Nature Transition Pathways: To protect GDP and meet environmental targets
Declining biodiversity and weakened ecosystems are not just environmental concerns; they are economic risks. Recent studies have begun to convey these potential impacts with experts warning that without urgent action from the private sector, the UK for instance faces a nearly 5% loss in GDP due to the ongoing degradation of nature. However, a recent article in the Guardian presents a tool to offer businesses a roadmap to align profit with planetary health, to link ecological responsibility and economic opportunity, known as nature-positive transition pathways (NPPs).
How can we grow sustainably while protecting the natural systems we depend on? This is a question that businesses and governments alike are asking. In a new report, the Green Finance Institute (GPI) and the WWF draw attention to the potential of NPPs, as structured strategies that can guide companies in meeting measurable targets for environmental improvement. With government support, NPPs can provide businesses across all sectors with the clarity, tools, and incentives to invest in nature. This recent article highlights how NPPs aren’t just about meeting environmental targets in the UK. If embraced, they help to build economic resilience, unlock growth opportunities in regenerative agriculture, construction, and clean manufacturing, and improve public health and wellbeing by creating healthier ecosystems.

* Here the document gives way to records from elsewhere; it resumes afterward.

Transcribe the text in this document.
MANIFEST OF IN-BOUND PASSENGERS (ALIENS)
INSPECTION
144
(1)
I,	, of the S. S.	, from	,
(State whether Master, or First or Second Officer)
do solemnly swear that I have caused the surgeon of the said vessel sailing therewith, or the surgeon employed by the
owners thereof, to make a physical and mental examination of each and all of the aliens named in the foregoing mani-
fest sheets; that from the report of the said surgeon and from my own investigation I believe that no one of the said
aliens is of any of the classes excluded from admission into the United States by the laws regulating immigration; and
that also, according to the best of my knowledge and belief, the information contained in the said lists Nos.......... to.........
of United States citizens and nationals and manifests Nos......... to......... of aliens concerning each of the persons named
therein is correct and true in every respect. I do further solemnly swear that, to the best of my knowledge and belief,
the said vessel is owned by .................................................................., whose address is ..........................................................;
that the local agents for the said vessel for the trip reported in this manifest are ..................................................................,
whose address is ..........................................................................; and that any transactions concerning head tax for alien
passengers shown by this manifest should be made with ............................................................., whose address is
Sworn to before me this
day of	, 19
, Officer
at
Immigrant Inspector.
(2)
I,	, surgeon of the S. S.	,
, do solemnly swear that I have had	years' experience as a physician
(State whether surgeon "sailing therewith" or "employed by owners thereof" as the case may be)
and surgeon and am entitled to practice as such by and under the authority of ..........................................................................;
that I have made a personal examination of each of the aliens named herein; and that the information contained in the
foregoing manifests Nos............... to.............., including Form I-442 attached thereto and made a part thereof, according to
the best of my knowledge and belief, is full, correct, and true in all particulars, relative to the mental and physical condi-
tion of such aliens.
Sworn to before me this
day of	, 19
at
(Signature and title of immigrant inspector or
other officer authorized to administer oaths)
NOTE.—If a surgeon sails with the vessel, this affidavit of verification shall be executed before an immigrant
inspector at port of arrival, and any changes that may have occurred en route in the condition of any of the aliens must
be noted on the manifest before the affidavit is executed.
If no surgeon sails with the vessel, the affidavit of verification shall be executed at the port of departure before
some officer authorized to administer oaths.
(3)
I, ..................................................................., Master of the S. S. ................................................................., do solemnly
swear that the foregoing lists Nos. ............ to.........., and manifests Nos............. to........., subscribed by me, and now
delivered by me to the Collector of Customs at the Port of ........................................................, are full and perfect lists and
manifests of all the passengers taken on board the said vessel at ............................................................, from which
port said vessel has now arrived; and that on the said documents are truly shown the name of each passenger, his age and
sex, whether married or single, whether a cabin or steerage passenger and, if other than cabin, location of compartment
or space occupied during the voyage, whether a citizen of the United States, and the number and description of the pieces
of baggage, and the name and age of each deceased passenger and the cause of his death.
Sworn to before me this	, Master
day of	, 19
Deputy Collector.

There are 40 real-world examples of NPPs in action and 28 companies already on board to date, according to the GPI and WWF report, and this is (hopefully) just the beginning. For the UK and globally, in order to avoid the devastating cross-sectoral costs of nature loss and instead harness the benefits of a regenerative economy, more businesses must step up and clearer government guidance is needed. The article presents a choice: ignore nature loss and experience economic decline, or adopt nature-positive transition pathways and enable business growth and ecological recovery.